Sinyal magnetik itu akan mengaktifkan sel saraf agar keseimbangan antara rasa ingin dan kemampuan mengendalikan diri kembali teratur.
Sekelompok perokok dewasa
Dalam penelitian berhenti merokok ini, tim melibatkan sekelompok perokok dewasa. Mereka dibagi ke dalam beberapa kelompok dan menjalani 15 sesi terapi selama 3 minggu.
Posisi sasaran di otak ditentukan lewat pemindaian pencitraan agar akurat. Sebagian peserta mendapatkan stimulasi asli, sementara kelompok lain mendapat stimulasi palsu atau ditujukan ke bagian otak lain.

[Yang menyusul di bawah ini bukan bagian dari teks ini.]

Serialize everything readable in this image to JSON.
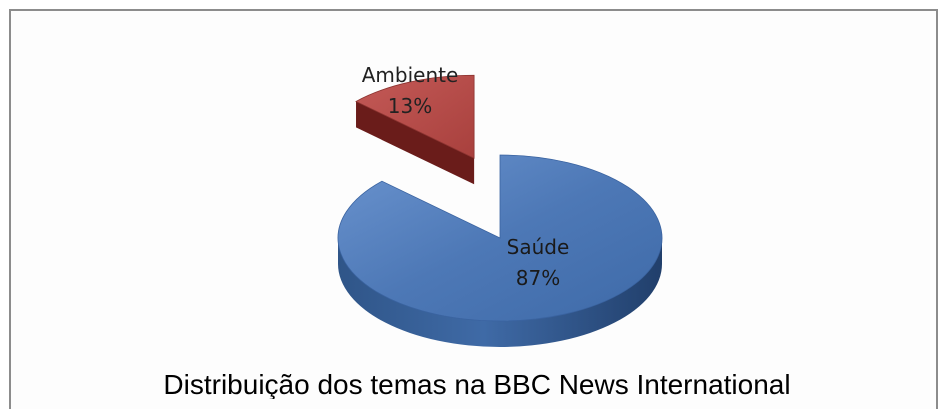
{
  "chart_data": {
    "type": "pie",
    "title": "Distribuição dos temas na BBC News International",
    "slices": [
      {
        "label": "Saúde",
        "value": 87,
        "value_label": "87%",
        "color": "#4f7bba"
      },
      {
        "label": "Ambiente",
        "value": 13,
        "value_label": "13%",
        "color": "#b84a47"
      }
    ],
    "exploded": "Ambiente",
    "style": "3d",
    "legend": "none"
  }
}
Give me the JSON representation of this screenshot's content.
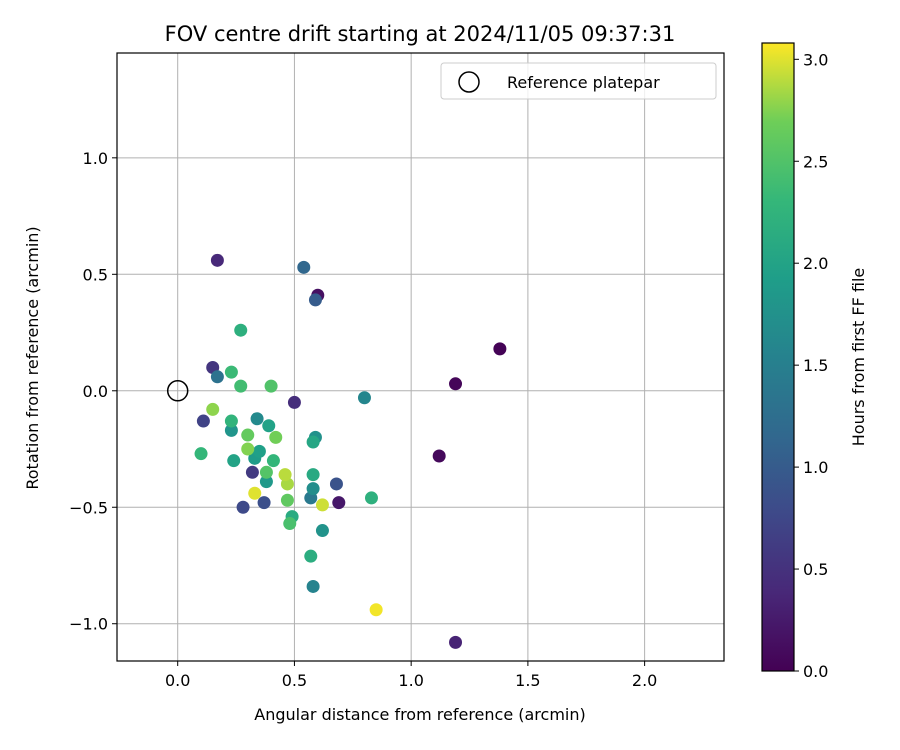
{
  "chart_data": {
    "type": "scatter",
    "title": "FOV centre drift starting at 2024/11/05 09:37:31",
    "xlabel": "Angular distance from reference (arcmin)",
    "ylabel": "Rotation from reference (arcmin)",
    "xlim": [
      -0.26,
      2.34
    ],
    "ylim": [
      -1.16,
      1.45
    ],
    "xticks": [
      0.0,
      0.5,
      1.0,
      1.5,
      2.0
    ],
    "xtick_labels": [
      "0.0",
      "0.5",
      "1.0",
      "1.5",
      "2.0"
    ],
    "yticks": [
      -1.0,
      -0.5,
      0.0,
      0.5,
      1.0
    ],
    "ytick_labels": [
      "−1.0",
      "−0.5",
      "0.0",
      "0.5",
      "1.0"
    ],
    "grid": true,
    "legend": {
      "placement": "top-right",
      "entries": [
        "Reference platepar"
      ]
    },
    "reference": {
      "x": 0.0,
      "y": 0.0,
      "label": "Reference platepar"
    },
    "colorbar": {
      "label": "Hours from first FF file",
      "colormap": "viridis",
      "range": [
        0.0,
        3.08
      ],
      "ticks": [
        0.0,
        0.5,
        1.0,
        1.5,
        2.0,
        2.5,
        3.0
      ],
      "tick_labels": [
        "0.0",
        "0.5",
        "1.0",
        "1.5",
        "2.0",
        "2.5",
        "3.0"
      ]
    },
    "points": [
      {
        "x": 1.38,
        "y": 0.18,
        "c": 0.02
      },
      {
        "x": 1.19,
        "y": 0.03,
        "c": 0.05
      },
      {
        "x": 1.12,
        "y": -0.28,
        "c": 0.08
      },
      {
        "x": 0.6,
        "y": 0.41,
        "c": 0.15
      },
      {
        "x": 0.69,
        "y": -0.48,
        "c": 0.22
      },
      {
        "x": 1.19,
        "y": -1.08,
        "c": 0.35
      },
      {
        "x": 0.17,
        "y": 0.56,
        "c": 0.4
      },
      {
        "x": 0.5,
        "y": -0.05,
        "c": 0.45
      },
      {
        "x": 0.15,
        "y": 0.1,
        "c": 0.55
      },
      {
        "x": 0.32,
        "y": -0.35,
        "c": 0.6
      },
      {
        "x": 0.11,
        "y": -0.13,
        "c": 0.7
      },
      {
        "x": 0.28,
        "y": -0.5,
        "c": 0.78
      },
      {
        "x": 0.37,
        "y": -0.48,
        "c": 0.85
      },
      {
        "x": 0.68,
        "y": -0.4,
        "c": 0.9
      },
      {
        "x": 0.59,
        "y": 0.39,
        "c": 1.0
      },
      {
        "x": 0.54,
        "y": 0.53,
        "c": 1.15
      },
      {
        "x": 0.17,
        "y": 0.06,
        "c": 1.3
      },
      {
        "x": 0.57,
        "y": -0.46,
        "c": 1.4
      },
      {
        "x": 0.58,
        "y": -0.84,
        "c": 1.55
      },
      {
        "x": 0.8,
        "y": -0.03,
        "c": 1.6
      },
      {
        "x": 0.34,
        "y": -0.12,
        "c": 1.65
      },
      {
        "x": 0.58,
        "y": -0.42,
        "c": 1.7
      },
      {
        "x": 0.59,
        "y": -0.2,
        "c": 1.75
      },
      {
        "x": 0.62,
        "y": -0.6,
        "c": 1.78
      },
      {
        "x": 0.23,
        "y": -0.17,
        "c": 1.8
      },
      {
        "x": 0.38,
        "y": -0.39,
        "c": 1.85
      },
      {
        "x": 0.33,
        "y": -0.29,
        "c": 1.9
      },
      {
        "x": 0.35,
        "y": -0.26,
        "c": 1.95
      },
      {
        "x": 0.39,
        "y": -0.15,
        "c": 1.98
      },
      {
        "x": 0.24,
        "y": -0.3,
        "c": 2.0
      },
      {
        "x": 0.58,
        "y": -0.22,
        "c": 2.05
      },
      {
        "x": 0.58,
        "y": -0.36,
        "c": 2.1
      },
      {
        "x": 0.49,
        "y": -0.54,
        "c": 2.12
      },
      {
        "x": 0.57,
        "y": -0.71,
        "c": 2.15
      },
      {
        "x": 0.27,
        "y": 0.26,
        "c": 2.18
      },
      {
        "x": 0.83,
        "y": -0.46,
        "c": 2.2
      },
      {
        "x": 0.23,
        "y": -0.13,
        "c": 2.25
      },
      {
        "x": 0.41,
        "y": -0.3,
        "c": 2.28
      },
      {
        "x": 0.1,
        "y": -0.27,
        "c": 2.3
      },
      {
        "x": 0.23,
        "y": 0.08,
        "c": 2.35
      },
      {
        "x": 0.27,
        "y": 0.02,
        "c": 2.4
      },
      {
        "x": 0.48,
        "y": -0.57,
        "c": 2.45
      },
      {
        "x": 0.4,
        "y": 0.02,
        "c": 2.5
      },
      {
        "x": 0.38,
        "y": -0.35,
        "c": 2.52
      },
      {
        "x": 0.47,
        "y": -0.47,
        "c": 2.6
      },
      {
        "x": 0.3,
        "y": -0.19,
        "c": 2.62
      },
      {
        "x": 0.42,
        "y": -0.2,
        "c": 2.7
      },
      {
        "x": 0.3,
        "y": -0.25,
        "c": 2.75
      },
      {
        "x": 0.15,
        "y": -0.08,
        "c": 2.78
      },
      {
        "x": 0.47,
        "y": -0.4,
        "c": 2.85
      },
      {
        "x": 0.46,
        "y": -0.36,
        "c": 2.9
      },
      {
        "x": 0.62,
        "y": -0.49,
        "c": 2.95
      },
      {
        "x": 0.33,
        "y": -0.44,
        "c": 3.0
      },
      {
        "x": 0.85,
        "y": -0.94,
        "c": 3.05
      }
    ]
  }
}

Hasilnya sangat menjanjikan. Kelompok yang mendapatkan stimulasi di area DLPFC berhasil mengurangi jumlah rokok yang dihisap lebih dari 11 batang per hari.
Selain itu, rasa ingin merokok menurun drastis dan kadar karbon monoksida dalam napas mereka jauh berkurang. Efek positif ini ternyata bertahan hingga satu bulan setelah rangkaian terapi selesai.